Die Marbacher Sammlung an Totenmasken und Handabgüssen, wie sie das Cover dieses Bandes zeigt, rückt einen inventarisierenden und systematisierenden Umgang mit auktorialen Artefakten in den Fokus. Ähnliches lässt sich für die Funktionsweisen von Autor:inneninszenierung beobachten, schließlich erweisen sich Autor:innenbilder als Produkte auktorialer Inszenierungen, die auf kulturelle Vorräte an einschlägigen Motiven, Topoi und Praktiken zurückgreifen und nicht zuletzt darauf abzielen, Autor:innen und ihre Texte im literarischen Feld6 und im kulturellen Betrieb zu platzieren. Mögen Autor:innen dabei betont öffentlichkeitsbezogen oder zurückhaltend7 agieren, avancieren sie zugleich zu Projektionsflächen für Fremdinszenierungen und ›Bildentwürfe‹, die von Verlagen, von Leser:innen und nicht zuletzt auch von Literaturkritik und Literaturwissenschaft ausgehen.
»Inszenierungsakte, -logiken und ‑wahrnehmungen« sind indes nicht nur für Autor:innen »konstitutiv«.8 Sie prägen sämtliche Funktionsstellen der Literatur, sind relevant für das literarische Geschäft und das Geschäft der Literatur in toto – und das meint auch die literaturwissenschaftliche Praxis der Interpretation. Spätestens mit der Entwicklung einer »Subjektform ›Autor‹«9 um 1800 beeinflussen und strukturieren inszenatorische Akte Selbst- und Fremddarstellungen sowie Text- und Schreibverfahren von Autor:innen, deren »Rückkehr« nach ihrem durch Roland Barthes10 oder Michel Foucault11 erklärten ›Tod‹ seit der Jahrtausendwende außer Frage steht.12 Die dabei entstehenden Autor:innenbilder beeinflussen, wie Lesepublikum oder Literaturwissenschaft auf Autor:innen und deren Texte blicken: Ob beispielsweise eine Textpassage ironisch gelesen wird oder nicht, ob eine Provokation ernst genommen oder als Spiel mit dem Publikum gewertet wird, hat auch mit den jeweils prominenten Autor:innenbildern zu tun, die sich nicht zuletzt als Lektüre- und Interpretationseffekte erweisen.13 Interpretiert werden auf extra- wie intraliterarischer Ebene angesiedelte Inszenierungsformen, die auf die Lektüre von Texten einwirken, während die Textlektüre ebenfalls Autor:innenbilder generiert.
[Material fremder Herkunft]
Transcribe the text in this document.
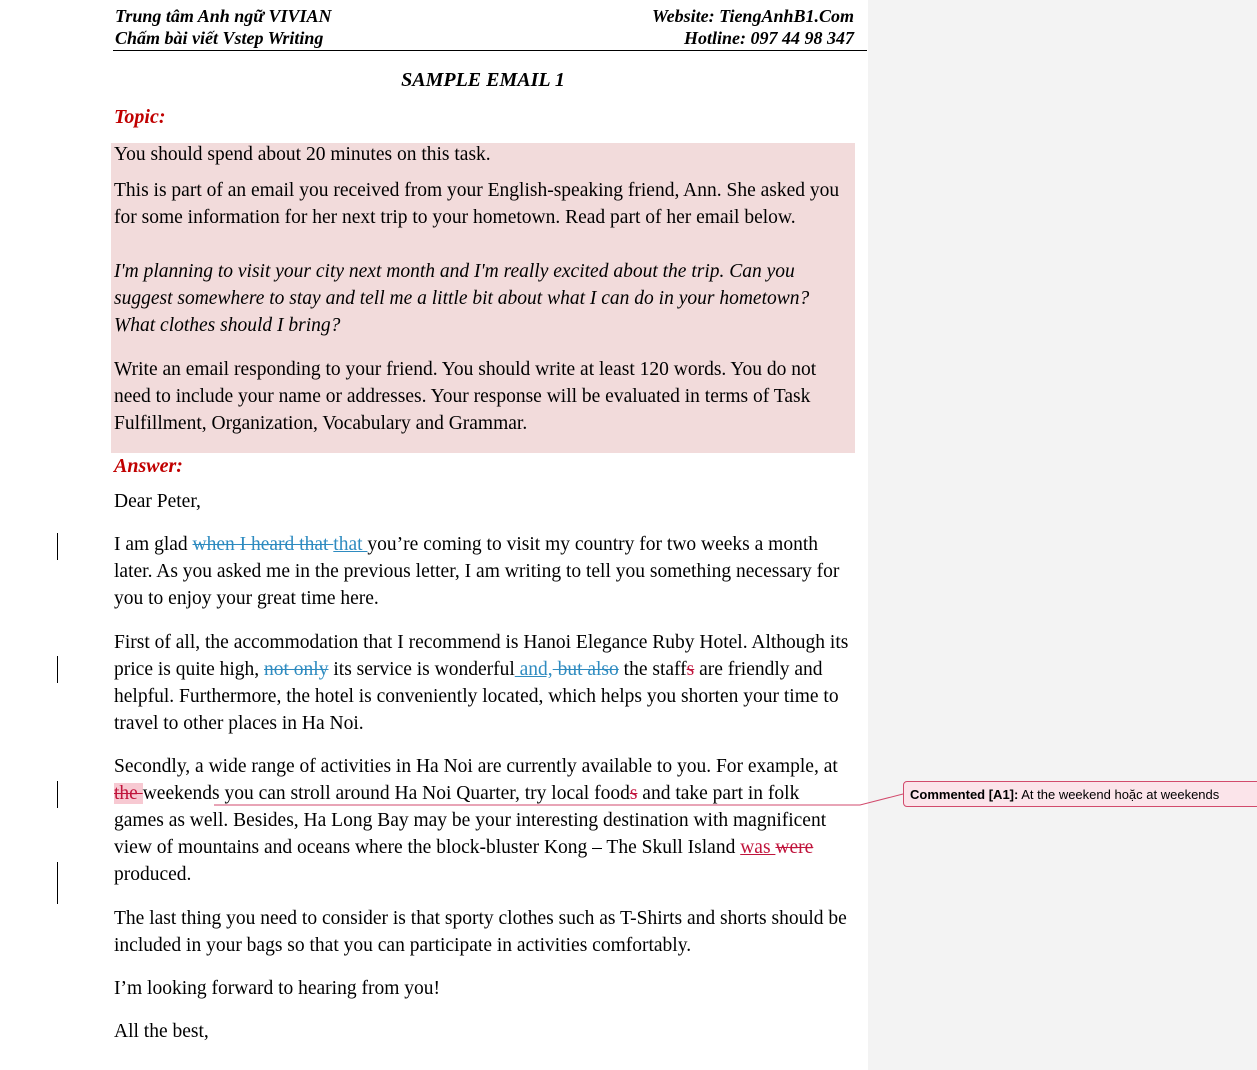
Trung tâm Anh ngữ VIVIAN
Chấm bài viết Vstep Writing
Website: TiengAnhB1.Com
Hotline: 097 44 98 347
SAMPLE EMAIL 1
Topic:
You should spend about 20 minutes on this task.
This is part of an email you received from your English-speaking friend, Ann. She asked you for some information for her next trip to your hometown. Read part of her email below.
I'm planning to visit your city next month and I'm really excited about the trip. Can you suggest somewhere to stay and tell me a little bit about what I can do in your hometown? What clothes should I bring?
Write an email responding to your friend. You should write at least 120 words. You do not need to include your name or addresses. Your response will be evaluated in terms of Task Fulfillment, Organization, Vocabulary and Grammar.
Answer:
Dear Peter,
I am glad when I heard that that you’re coming to visit my country for two weeks a month later. As you asked me in the previous letter, I am writing to tell you something necessary for you to enjoy your great time here.
First of all, the accommodation that I recommend is Hanoi Elegance Ruby Hotel. Although its price is quite high, not only its service is wonderful and, but also the staffs are friendly and helpful. Furthermore, the hotel is conveniently located, which helps you shorten your time to travel to other places in Ha Noi.
Secondly, a wide range of activities in Ha Noi are currently available to you. For example, at the weekends you can stroll around Ha Noi Quarter, try local foods and take part in folk games as well. Besides, Ha Long Bay may be your interesting destination with magnificent view of mountains and oceans where the block-bluster Kong – The Skull Island was were produced.
The last thing you need to consider is that sporty clothes such as T-Shirts and shorts should be included in your bags so that you can participate in activities comfortably.
I’m looking forward to hearing from you!
All the best,
Commented [A1]: At the weekend hoặc at weekends
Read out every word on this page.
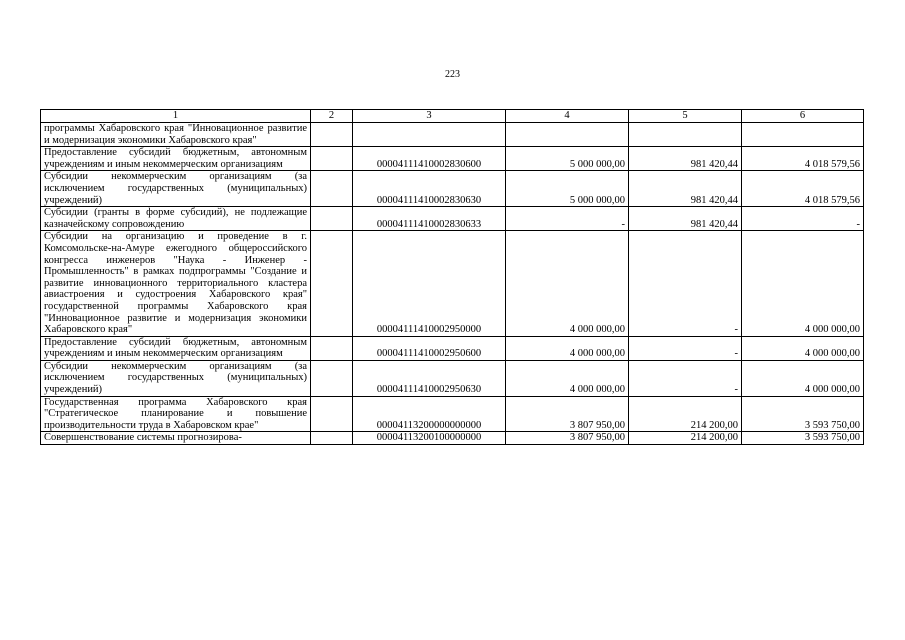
223
1	2	3	4	5	6
программы Хабаровского края "Инновационное развитие и модернизация экономики Хабаровского края"					
Предоставление субсидий бюджетным, автономным учреждениям и иным некоммерческим организациям		00004111410002830600	5 000 000,00	981 420,44	4 018 579,56
Субсидии некоммерческим организациям (за исключением государственных (муниципальных) учреждений)		00004111410002830630	5 000 000,00	981 420,44	4 018 579,56
Субсидии (гранты в форме субсидий), не подлежащие казначейскому сопровождению		00004111410002830633	-	981 420,44	-
Субсидии на организацию и проведение в г. Комсомольске-на-Амуре ежегодного общероссийского конгресса инженеров "Наука - Инженер - Промышленность" в рамках подпрограммы "Создание и развитие инновационного территориального кластера авиастроения и судостроения Хабаровского края" государственной программы Хабаровского края "Инновационное развитие и модернизация экономики Хабаровского края"		00004111410002950000	4 000 000,00	-	4 000 000,00
Предоставление субсидий бюджетным, автономным учреждениям и иным некоммерческим организациям		00004111410002950600	4 000 000,00	-	4 000 000,00
Субсидии некоммерческим организациям (за исключением государственных (муниципальных) учреждений)		00004111410002950630	4 000 000,00	-	4 000 000,00
Государственная программа Хабаровского края "Стратегическое планирование и повышение производительности труда в Хабаровском крае"		00004113200000000000	3 807 950,00	214 200,00	3 593 750,00
Совершенствование системы прогнозирова-		00004113200100000000	3 807 950,00	214 200,00	3 593 750,00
Zu beobachten ist somit ein ebenso spannendes wie mitunter verwerfungsreiches Wechselverhältnis zwischen den sich reziprok beeinflussenden Autor:innenbildern und Texten.
Bild-Text-Verhältnisse
Der vorliegende Sammelband widmet sich eben diesen Bild-Text-Relationen: Er fragt danach, in welchem Verhältnis materielle und imaginative Autor:innenbilder und Texte stehen. Der Begriff der Inszenierung weist in diesem Kontext auf einen grundlegenden Bestandteil von Autor:innenschaft in der Moderne.14 Inszenierung, mit dieser Erkenntnis schließt der Sammelband an eine Reihe wichtiger Forschungsbeiträge an,15 ist strukturbildend für einen Literaturbetrieb, der maßgeblich auf die öffentliche Wahrnehmung der Autor:innenfigur angewiesen ist. Diese ist ihrerseits »polykontextural«16 zu denken, sie ist also sowohl außerhalb als auch innerhalb des literarischen Textes von Bedeutung und produziert (Be-)Deutung. »Inszenierungspraktiken« meinen damit vor allem »grundsätzlich resonanzbezogene paratextuelle und habituelle Aktivitäten und Techniken«,17 werden also mit Rückgriff auf Gérard Genette als spezielle Formen des Peri- oder Epitextes18 verstanden oder rücken mit Pierre Bourdieus Habitus-Feld-Theorie19 in Bezug auf aufmerksamkeitspolitische20 und marktstrategische Aspekte in den Blick. Dabei gerät auch die Verweigerung öffentlicher Inszenierung nolens volens zur Inszenierungsform: »Ein Autor kann sich nicht nicht inszenieren, oder andersherum gesagt: Selbst oder sogar gerade die radikale Verweigerung von Öffentlichkeit ist ein öffentlichkeitswirksamer Akt«.21 Als »Werkpolitik und Reklame«22 sind auktoriale Inszenierungen auf die literarische Öffentlichkeit ebenso ausgerichtet wie auf das eigene Werk. Sie sind weiterhin zu fassen als ästhetische Kategorie, die, wie Erika Fischer-Lichte für theatrale Kontexte etabliert hat, auf Öffentlichkeit und Rezeption hin angelegt ist.23 Als »ästhetische Konstruktion«24 setzen Autor:inneninszenierungen »eine unabschließbare, semiotische Oszillation zwischen Bild, abgebildeter Person, Autor und Werk«25 in Gang.
In den Blick nehmen lassen sich solche und weitere Oszillationen – sowohl auf intradiegetischer Ebene zwischen Autor:in, Erzählinstanz und Figuren als auch auf extradiegetischer Ebene zwischen Fakt und Fiktion, Leben und Werk – mit dem Begriff der Autofiktion.26 Die Autofiktionsdebatte lenkt den Blick auf inszenatorische und fiktionale Elemente der Selbstdarstellung von Autor:innen in ihren Texten als »textuelle Inszenierungspraktik«27; die autofiktionale Perspektive erscheint damit sowohl als probater methodischer Zugang zu diesen Inszenierungen als auch, auf Seiten der Autor:innen, als Strategie einer »möglichst markante[n] Positionierung im Literaturbetrieb« unter einer »medialen Wahrnehmungs- und Inszenierungskultur«28. Auch die im Kontext auktorialer Inszenierungen beliebte Frage nach dem Verhältnis zwischen Autor:in und Autor:innenbild – oder auch: Person und persona – beschäftigt die Autofiktionsdebatte und lässt sich für die Analyse der zwischen Selbstreferenz und Fiktion oszillierenden Inszenierungspraktiken fruchtbar machen.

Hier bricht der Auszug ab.